If $|\vec a|=12$ and $|\vec b|=4\sqrt 3$ and $\vec b.\vec c=24$ , then find $|(\vec a \times \vec b) +(\vec c \times \vec a)|$

Question

Let $\Delta PQR$ be a triangle. Let $\vec a = \vec {QR}, \vec b = \vec {RP}$ and $\vec c = \vec {PQ}$. If $|\vec a|=12$ and $|\vec b|=4\sqrt 3$ and $\vec b.\vec c=24$ , then find $|(\vec a \times \vec b) +(\vec c \times \vec a)|$

Actually this is an easy problem but I realised it only later. I am looking for a variety of solutions. Thank you .

I think the simplest solution is by first using the triangle equality.

Answer 1

One solution which provides a variety of results in the process of solution is as following:

By the triangle law of vectors, observe that $$\vec {PQ}+\vec {QR}+\vec {RP} =0$$ i.e $$\vec c+\vec a+\vec b =0$$ i.e $$\vec c = -\vec a -\vec b$$

Then again, we have $$\vec b.\vec c=24$$ or, $$2\vec b.\vec c=48$$ or, by using the cosine rule, $$b^2+c^2-a^2=-48$$ or, $$48+c^2-144=-48$$ or, $$|\vec c|^2=48$$ or, $$|\vec c|=4\sqrt3$$

So by using cosine rule and the values of $|\vec a|$,$|\vec b|$ and $|\vec c|$, you can calculate the sines and cosines of all $3$ angles.

Also note that $\vec a \times \vec b$ and $\vec c \times \vec a$ are coplanar. So they can be added algebraically.

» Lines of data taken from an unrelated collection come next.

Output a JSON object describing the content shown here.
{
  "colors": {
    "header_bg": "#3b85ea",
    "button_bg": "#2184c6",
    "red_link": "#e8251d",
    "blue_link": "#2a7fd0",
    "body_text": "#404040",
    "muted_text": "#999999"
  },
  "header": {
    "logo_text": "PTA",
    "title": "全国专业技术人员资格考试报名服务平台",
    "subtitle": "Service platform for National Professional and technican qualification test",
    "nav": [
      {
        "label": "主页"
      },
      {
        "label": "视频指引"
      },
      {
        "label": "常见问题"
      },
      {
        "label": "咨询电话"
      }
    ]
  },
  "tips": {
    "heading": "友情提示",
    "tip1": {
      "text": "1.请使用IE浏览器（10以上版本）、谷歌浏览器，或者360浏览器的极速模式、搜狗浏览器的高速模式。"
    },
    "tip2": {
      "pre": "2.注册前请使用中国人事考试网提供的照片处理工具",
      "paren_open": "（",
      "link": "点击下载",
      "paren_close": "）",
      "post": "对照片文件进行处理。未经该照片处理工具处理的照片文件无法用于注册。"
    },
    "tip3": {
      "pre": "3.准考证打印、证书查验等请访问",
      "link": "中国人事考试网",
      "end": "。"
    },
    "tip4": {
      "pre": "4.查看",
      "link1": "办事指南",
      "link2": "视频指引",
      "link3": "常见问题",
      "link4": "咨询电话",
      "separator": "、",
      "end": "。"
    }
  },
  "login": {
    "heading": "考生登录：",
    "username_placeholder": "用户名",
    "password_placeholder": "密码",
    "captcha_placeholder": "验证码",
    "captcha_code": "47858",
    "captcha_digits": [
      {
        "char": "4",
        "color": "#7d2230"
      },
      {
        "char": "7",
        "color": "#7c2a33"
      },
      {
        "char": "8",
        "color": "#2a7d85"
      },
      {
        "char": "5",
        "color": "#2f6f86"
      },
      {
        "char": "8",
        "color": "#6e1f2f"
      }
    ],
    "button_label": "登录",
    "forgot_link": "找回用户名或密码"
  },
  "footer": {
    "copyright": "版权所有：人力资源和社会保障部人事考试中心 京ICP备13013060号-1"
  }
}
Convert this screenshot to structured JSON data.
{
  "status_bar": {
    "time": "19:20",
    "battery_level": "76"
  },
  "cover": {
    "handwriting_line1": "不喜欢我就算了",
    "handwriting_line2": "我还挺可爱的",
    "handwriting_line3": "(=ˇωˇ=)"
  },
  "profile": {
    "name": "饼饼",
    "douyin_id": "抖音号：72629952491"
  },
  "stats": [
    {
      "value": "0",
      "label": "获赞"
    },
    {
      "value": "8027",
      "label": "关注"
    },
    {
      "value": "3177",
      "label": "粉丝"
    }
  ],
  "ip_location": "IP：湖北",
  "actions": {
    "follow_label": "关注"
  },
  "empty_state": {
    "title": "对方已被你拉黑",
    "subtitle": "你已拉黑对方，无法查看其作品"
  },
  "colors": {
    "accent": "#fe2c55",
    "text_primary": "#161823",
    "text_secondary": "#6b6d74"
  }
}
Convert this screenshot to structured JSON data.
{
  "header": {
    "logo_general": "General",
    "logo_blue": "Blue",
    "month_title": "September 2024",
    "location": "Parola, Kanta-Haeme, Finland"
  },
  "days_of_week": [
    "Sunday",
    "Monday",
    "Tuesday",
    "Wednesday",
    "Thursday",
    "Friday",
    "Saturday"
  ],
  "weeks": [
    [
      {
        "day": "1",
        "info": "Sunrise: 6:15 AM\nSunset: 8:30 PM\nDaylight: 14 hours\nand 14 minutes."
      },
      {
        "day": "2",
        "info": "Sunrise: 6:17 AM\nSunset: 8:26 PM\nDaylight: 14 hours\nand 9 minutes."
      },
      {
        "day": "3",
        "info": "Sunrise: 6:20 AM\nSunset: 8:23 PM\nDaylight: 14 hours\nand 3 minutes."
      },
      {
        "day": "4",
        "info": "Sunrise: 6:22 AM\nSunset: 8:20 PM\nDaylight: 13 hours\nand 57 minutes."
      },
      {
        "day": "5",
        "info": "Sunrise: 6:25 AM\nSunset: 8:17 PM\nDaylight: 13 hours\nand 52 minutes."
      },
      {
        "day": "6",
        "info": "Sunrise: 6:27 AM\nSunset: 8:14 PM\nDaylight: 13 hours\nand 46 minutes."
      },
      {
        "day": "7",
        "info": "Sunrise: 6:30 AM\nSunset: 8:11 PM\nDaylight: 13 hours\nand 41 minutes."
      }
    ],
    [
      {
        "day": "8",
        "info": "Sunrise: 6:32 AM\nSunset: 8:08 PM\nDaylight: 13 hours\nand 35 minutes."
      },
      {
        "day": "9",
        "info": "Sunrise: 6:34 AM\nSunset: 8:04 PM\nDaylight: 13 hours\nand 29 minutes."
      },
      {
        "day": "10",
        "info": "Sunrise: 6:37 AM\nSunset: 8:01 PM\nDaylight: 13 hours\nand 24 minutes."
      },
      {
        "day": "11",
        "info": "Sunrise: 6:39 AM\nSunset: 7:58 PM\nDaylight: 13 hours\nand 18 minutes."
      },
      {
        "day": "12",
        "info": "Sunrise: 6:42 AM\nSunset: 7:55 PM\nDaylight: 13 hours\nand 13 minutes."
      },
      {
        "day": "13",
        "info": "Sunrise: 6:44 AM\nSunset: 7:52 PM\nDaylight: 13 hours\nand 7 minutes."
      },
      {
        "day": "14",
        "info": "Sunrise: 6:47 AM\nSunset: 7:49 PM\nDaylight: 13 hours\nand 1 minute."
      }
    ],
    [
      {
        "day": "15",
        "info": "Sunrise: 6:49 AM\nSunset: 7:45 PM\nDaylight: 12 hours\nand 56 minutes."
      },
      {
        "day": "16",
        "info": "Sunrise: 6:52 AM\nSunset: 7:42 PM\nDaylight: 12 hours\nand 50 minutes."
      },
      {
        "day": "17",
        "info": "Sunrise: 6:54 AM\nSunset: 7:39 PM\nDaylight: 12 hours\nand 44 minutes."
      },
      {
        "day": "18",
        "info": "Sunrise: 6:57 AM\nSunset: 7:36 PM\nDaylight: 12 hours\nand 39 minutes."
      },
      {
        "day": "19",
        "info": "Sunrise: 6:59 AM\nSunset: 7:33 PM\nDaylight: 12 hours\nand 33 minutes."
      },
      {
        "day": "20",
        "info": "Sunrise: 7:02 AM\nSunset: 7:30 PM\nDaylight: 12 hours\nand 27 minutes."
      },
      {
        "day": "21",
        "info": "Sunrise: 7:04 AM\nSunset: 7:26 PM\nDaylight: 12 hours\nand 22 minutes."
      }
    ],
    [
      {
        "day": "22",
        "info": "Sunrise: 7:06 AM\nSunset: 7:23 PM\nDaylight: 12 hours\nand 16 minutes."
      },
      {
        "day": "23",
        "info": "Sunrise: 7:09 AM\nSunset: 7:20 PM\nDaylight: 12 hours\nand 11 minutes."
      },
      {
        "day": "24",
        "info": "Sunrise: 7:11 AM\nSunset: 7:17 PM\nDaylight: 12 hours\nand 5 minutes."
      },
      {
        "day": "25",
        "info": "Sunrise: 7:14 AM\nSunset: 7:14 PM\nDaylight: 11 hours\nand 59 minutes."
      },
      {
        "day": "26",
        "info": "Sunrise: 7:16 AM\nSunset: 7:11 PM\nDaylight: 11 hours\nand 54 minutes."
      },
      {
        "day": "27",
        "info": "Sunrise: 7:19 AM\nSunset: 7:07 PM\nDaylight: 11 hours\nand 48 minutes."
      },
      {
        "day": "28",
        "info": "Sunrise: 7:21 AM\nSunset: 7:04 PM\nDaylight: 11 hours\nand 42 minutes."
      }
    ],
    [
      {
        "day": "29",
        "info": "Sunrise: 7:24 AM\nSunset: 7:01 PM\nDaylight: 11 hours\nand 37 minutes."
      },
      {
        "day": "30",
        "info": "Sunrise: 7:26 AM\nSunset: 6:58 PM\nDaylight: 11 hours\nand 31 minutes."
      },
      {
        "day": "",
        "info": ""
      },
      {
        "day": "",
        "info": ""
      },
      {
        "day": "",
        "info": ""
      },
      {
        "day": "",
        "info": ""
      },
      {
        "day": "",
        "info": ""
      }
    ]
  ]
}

Hence, $$|\vec a \times \vec b|+|\vec c \times \vec a|$$ $$=||\vec a |\cdot|\vec b|\cdot \sin (180^\circ-R) \cdot \hat n+ |\vec c|\cdot|\vec a |\cdot \sin (180^\circ-P) \cdot \hat n|$$ $$=||\vec a |\cdot|\vec b|\cdot \sin R + |\vec c|\cdot|\vec a |\cdot \sin P|\cdot|\hat n|$$ $$=|12\cdot4\sqrt3\cdot \sin R + 4\sqrt3\cdot 12 \cdot \sin P|\cdot 1$$

Now $$\sin^2 R = 1-\cos ^2R = 1-\frac{b^2+c^2-a^2}{2bc}$$ and $$\sin^2 P = 1-\cos ^2P = 1-\frac{a^2+c^2-b^2}{2ac}$$

Hope you can calculate the rest on your own.

Answer 2

Hint: $|\vec{a}\times \vec{b} + \vec{c}\times \vec{a}|= |\vec{a}\times \vec{b}-\vec{a}\times \vec{c}|=|\vec{a}\times(\vec{b}-\vec{c})|$. But first use the law of cosine to find $|\vec{a}|^2 = |\vec{b}|^2+|\vec{c}|^2+ 2bc\cos(P)=|\vec{b}|^2+|\vec{c}|^2+2\vec{b}\cdot \vec{c}\Rightarrow 144 = 48+ |\vec{c}|^2 +48\Rightarrow |\vec{c}| = 4\sqrt{3}$. Also, using the identity: $|\vec{b}-\vec{c}|^2+|\vec{b}+\vec{c}|^2 = 2(|\vec{b}|^2+|\vec{c}|^2)\Rightarrow |\vec{b}-\vec{c}|^2 + |\vec{a}|^2 = 2(|\vec{b}|^2+|\vec{c}|^2)$. From this you can find $|\vec{b}-\vec{c}|$,and the angle between $\vec{a}$,and $\vec{b}-\vec{c}$ using the parallelogram $PQRS$. You should be done in few steps. Also $\triangle PQR$ is now isosceles.